Rif Saitgareev
- Born: 23 August 1960 Ufa, Soviet Union
- Died: 18 June 1996 (aged 35) Ostrów Wielkopolski, Poland
- Nationality: Russian

Career history

Soviet Union
- 1979–1988, 1990–1995: Ufa
- 1989: Lviv

Poland
- 1994, 1996: Ostrów
- 1995: Zielona Góra

Individual honours
- 1991: European Grasstrack Champion
- 1983, 1984, 1988, 1995: Russian Champion
- 1982, 1984, 1989: Soviet Union Champion

= Rif Saitgareev =

Russian speedway rider

Rif Raisovich Saitgareev (23 August 1960 – 18 June 1996) was an international speedway rider from the Soviet Union and Russia.

== Speedway career ==
Saitgareev was four times champion of the Russia after winning the Russian Individual Speedway Championship in 1983, 1984, 1988 and 1995. He was also the Soviet Union Champion in 1982, 1984 and 1989. He participated in several Continental Speedway finals.

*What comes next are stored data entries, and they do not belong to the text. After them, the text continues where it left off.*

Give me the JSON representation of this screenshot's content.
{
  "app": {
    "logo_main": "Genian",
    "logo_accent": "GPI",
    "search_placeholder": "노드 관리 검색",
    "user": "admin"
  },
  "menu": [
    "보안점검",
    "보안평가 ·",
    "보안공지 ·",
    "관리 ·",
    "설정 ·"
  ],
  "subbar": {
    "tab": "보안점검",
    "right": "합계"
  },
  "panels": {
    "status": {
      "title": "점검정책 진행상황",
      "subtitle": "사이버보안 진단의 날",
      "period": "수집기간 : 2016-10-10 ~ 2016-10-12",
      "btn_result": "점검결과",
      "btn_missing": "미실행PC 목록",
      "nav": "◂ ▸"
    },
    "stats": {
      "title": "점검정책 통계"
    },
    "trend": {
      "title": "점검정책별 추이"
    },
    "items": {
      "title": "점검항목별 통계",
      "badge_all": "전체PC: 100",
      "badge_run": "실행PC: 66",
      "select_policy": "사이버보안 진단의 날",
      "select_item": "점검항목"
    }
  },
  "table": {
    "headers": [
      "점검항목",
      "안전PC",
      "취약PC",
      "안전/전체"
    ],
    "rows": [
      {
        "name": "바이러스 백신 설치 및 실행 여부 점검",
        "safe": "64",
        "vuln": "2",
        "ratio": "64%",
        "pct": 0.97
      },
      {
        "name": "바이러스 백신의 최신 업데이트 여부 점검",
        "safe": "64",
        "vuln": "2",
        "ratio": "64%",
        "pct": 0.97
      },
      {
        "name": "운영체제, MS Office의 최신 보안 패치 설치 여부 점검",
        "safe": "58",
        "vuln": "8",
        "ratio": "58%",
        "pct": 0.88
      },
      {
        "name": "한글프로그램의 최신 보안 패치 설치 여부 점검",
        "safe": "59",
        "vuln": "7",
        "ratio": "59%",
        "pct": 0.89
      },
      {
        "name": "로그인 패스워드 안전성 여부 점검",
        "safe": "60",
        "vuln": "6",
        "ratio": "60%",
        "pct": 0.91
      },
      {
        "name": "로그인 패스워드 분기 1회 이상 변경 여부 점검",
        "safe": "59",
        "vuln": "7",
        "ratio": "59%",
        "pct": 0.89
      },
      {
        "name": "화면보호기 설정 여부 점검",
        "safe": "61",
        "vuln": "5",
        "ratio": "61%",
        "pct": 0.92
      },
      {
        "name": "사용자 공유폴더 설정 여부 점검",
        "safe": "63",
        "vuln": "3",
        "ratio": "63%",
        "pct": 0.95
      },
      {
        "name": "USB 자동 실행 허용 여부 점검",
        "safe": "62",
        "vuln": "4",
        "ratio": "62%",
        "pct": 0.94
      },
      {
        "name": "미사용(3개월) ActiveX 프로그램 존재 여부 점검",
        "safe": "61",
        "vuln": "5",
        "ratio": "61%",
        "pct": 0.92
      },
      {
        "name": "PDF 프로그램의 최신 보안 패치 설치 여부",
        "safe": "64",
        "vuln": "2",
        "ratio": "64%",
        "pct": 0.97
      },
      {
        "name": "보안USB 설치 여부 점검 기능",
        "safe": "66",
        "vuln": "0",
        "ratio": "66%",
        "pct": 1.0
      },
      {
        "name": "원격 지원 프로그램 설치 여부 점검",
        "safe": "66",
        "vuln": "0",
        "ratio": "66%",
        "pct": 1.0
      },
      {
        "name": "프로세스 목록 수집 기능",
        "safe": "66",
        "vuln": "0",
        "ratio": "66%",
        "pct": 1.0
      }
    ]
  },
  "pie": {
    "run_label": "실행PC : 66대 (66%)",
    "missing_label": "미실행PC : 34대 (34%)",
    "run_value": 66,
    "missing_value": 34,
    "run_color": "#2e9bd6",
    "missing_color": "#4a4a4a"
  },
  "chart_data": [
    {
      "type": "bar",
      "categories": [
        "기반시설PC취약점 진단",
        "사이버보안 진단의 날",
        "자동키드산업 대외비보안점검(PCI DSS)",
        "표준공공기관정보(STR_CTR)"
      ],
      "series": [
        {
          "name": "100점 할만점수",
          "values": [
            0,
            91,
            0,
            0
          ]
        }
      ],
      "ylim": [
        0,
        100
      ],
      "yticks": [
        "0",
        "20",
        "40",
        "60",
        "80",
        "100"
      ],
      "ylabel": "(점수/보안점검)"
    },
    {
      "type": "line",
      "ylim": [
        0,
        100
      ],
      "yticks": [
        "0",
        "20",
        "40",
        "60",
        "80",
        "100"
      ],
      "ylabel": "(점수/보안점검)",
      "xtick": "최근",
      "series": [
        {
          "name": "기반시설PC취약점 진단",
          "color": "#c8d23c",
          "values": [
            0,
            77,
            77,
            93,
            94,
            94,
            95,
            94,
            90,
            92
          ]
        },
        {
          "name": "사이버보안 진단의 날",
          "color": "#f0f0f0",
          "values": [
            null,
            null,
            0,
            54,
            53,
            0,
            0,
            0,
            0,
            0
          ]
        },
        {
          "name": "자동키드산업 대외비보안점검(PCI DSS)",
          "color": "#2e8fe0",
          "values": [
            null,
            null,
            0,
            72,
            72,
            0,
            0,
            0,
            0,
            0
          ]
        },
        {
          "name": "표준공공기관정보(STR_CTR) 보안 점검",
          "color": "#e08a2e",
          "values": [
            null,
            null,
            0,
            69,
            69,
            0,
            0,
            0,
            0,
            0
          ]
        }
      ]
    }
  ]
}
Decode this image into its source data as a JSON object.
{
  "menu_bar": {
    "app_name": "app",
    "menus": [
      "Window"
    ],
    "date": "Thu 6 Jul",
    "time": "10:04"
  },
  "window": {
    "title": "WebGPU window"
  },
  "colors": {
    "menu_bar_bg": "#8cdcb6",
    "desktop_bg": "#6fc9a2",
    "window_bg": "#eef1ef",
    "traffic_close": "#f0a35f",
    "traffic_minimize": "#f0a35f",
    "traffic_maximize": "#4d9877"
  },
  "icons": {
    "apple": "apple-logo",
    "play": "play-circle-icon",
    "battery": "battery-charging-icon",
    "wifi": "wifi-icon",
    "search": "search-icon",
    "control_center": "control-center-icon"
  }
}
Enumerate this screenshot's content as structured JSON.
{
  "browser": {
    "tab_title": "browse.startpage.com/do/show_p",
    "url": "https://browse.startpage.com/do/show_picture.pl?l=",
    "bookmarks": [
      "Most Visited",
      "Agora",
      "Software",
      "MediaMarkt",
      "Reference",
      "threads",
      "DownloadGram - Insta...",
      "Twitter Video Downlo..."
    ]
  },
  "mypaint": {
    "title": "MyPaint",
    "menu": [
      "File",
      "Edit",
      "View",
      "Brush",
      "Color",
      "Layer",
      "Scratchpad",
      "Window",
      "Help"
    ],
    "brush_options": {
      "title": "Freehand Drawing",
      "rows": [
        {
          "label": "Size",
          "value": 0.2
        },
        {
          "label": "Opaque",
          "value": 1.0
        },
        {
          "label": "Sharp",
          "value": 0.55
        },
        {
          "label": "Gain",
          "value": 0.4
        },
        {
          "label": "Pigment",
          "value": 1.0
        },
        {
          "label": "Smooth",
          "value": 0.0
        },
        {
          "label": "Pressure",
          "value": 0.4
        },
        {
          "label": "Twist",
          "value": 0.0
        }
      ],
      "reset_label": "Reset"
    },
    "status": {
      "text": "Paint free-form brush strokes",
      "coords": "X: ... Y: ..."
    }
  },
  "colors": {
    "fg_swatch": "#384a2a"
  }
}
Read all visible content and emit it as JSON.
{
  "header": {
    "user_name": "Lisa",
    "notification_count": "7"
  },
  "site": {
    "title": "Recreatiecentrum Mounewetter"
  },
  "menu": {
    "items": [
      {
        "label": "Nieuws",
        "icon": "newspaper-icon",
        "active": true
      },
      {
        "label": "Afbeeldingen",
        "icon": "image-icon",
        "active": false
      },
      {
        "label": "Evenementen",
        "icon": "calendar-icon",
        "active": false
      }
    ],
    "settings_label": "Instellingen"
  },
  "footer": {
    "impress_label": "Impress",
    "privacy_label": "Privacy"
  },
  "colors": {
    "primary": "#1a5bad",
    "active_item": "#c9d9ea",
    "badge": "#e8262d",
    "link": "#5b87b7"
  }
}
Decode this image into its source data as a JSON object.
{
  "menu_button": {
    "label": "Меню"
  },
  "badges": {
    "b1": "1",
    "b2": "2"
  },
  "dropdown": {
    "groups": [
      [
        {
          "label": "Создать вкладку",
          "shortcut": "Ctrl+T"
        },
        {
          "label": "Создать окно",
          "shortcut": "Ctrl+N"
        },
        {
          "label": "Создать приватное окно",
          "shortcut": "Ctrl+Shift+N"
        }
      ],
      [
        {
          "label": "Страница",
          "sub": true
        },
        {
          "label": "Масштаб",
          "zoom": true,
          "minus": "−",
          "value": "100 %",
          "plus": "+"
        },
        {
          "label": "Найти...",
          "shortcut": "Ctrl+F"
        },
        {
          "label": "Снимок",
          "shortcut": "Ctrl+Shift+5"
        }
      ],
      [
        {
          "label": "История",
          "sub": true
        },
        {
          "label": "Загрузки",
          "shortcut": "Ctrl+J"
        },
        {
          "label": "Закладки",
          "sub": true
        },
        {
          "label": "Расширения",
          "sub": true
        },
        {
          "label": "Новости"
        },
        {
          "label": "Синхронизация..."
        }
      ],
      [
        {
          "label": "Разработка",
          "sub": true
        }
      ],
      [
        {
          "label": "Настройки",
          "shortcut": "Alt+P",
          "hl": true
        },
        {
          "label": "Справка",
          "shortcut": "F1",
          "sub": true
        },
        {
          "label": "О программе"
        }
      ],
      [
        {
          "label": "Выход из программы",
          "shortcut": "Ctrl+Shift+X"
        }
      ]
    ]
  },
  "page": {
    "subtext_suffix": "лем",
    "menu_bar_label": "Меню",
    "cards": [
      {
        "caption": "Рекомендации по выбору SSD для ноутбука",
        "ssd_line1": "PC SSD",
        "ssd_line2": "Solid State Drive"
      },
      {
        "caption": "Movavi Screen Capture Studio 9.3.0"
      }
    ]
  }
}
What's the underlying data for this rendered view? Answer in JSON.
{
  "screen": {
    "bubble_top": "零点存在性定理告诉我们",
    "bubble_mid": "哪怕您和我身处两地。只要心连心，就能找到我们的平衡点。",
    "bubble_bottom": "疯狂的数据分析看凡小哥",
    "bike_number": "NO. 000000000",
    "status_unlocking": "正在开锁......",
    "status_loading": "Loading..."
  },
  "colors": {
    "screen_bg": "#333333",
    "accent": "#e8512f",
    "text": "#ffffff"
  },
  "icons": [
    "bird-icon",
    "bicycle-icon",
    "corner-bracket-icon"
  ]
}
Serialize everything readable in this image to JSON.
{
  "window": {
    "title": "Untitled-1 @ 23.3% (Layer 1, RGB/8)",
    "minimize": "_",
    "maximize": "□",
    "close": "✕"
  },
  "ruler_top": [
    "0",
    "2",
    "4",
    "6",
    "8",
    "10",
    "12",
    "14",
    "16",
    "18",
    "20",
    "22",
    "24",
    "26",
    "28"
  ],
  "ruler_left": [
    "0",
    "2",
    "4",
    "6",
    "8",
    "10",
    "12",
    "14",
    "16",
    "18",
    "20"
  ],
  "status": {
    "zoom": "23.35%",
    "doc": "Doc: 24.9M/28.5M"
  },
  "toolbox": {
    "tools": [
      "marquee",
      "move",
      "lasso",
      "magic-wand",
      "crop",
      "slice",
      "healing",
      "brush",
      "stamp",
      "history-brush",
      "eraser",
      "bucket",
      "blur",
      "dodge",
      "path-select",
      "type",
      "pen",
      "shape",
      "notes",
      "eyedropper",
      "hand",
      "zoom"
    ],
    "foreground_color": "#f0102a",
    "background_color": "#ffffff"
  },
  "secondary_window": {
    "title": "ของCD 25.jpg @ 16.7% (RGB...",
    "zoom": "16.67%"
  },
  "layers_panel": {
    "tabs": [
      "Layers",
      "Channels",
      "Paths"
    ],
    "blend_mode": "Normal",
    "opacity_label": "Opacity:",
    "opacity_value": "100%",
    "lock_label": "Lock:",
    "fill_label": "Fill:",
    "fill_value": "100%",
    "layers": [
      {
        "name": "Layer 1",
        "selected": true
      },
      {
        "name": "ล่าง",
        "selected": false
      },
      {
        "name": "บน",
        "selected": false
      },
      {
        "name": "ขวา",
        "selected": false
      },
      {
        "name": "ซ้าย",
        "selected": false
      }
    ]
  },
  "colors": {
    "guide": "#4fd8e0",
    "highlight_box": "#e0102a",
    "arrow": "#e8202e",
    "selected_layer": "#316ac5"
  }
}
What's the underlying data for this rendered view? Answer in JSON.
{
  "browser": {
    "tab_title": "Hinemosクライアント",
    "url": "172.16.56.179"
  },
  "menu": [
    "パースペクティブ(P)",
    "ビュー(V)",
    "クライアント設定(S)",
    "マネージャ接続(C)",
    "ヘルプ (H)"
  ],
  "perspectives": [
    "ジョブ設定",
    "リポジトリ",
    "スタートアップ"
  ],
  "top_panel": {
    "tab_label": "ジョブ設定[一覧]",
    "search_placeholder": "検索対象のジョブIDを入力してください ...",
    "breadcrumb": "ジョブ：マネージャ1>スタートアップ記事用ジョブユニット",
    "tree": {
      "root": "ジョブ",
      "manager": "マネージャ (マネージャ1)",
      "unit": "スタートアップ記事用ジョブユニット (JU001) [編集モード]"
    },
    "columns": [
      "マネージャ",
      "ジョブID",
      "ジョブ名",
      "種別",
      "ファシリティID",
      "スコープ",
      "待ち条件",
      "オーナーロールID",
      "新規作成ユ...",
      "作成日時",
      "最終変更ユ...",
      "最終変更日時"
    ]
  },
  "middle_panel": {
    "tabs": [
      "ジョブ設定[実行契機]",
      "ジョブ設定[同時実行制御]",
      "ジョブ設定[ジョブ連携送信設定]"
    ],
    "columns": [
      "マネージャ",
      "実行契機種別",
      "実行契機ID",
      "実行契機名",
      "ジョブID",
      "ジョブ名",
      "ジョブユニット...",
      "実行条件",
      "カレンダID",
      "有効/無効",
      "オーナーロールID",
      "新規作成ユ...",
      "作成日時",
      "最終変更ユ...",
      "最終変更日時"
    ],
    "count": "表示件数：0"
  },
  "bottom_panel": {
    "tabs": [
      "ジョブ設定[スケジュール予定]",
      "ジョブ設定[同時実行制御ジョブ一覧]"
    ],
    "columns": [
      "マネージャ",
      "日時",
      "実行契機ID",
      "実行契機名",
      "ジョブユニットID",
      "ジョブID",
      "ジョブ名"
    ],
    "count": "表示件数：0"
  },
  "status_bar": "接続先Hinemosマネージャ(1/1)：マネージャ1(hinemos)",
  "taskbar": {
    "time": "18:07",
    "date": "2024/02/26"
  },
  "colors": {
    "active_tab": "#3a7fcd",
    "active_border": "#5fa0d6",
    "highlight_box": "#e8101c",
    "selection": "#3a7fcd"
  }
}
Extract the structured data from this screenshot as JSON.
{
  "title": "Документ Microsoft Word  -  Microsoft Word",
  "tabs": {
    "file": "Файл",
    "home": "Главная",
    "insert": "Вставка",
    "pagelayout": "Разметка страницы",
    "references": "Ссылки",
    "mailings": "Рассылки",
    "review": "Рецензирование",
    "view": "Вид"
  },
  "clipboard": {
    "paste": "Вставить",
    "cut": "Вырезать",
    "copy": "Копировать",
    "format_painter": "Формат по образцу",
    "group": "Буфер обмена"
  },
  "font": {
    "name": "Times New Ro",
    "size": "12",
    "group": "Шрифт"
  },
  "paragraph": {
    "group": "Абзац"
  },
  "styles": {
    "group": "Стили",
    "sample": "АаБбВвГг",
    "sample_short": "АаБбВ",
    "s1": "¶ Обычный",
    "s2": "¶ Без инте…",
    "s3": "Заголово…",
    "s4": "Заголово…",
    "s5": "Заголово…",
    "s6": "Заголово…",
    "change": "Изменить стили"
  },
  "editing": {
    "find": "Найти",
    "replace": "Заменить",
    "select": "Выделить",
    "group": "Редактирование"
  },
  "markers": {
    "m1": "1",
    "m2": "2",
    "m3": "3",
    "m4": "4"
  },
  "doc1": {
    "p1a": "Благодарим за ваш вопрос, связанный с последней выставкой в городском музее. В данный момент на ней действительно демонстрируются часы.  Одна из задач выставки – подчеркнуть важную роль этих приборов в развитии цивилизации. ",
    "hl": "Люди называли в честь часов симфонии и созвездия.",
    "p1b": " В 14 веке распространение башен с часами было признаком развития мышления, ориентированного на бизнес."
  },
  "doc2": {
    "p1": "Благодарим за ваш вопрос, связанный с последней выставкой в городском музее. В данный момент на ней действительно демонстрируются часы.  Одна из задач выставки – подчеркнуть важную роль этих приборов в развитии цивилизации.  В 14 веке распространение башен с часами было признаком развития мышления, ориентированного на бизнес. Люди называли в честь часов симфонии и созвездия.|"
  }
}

Saitgareev spent three years racing in the Team Speedway Polish Championship from 1994 to 1996.

Saitgareev was fatally injured in a track accident at Ostrów Wielkopolski in Poland on 6 June 1996. He was riding in the Polish Team Championship match between Unia Leszno and Iskra Ostrów when he attempted to avoid falling riders in front of him. He lost control of his bike and hit a wall near the entrance gate. He was transferred to hospital with serious head injuries but died 12 days later.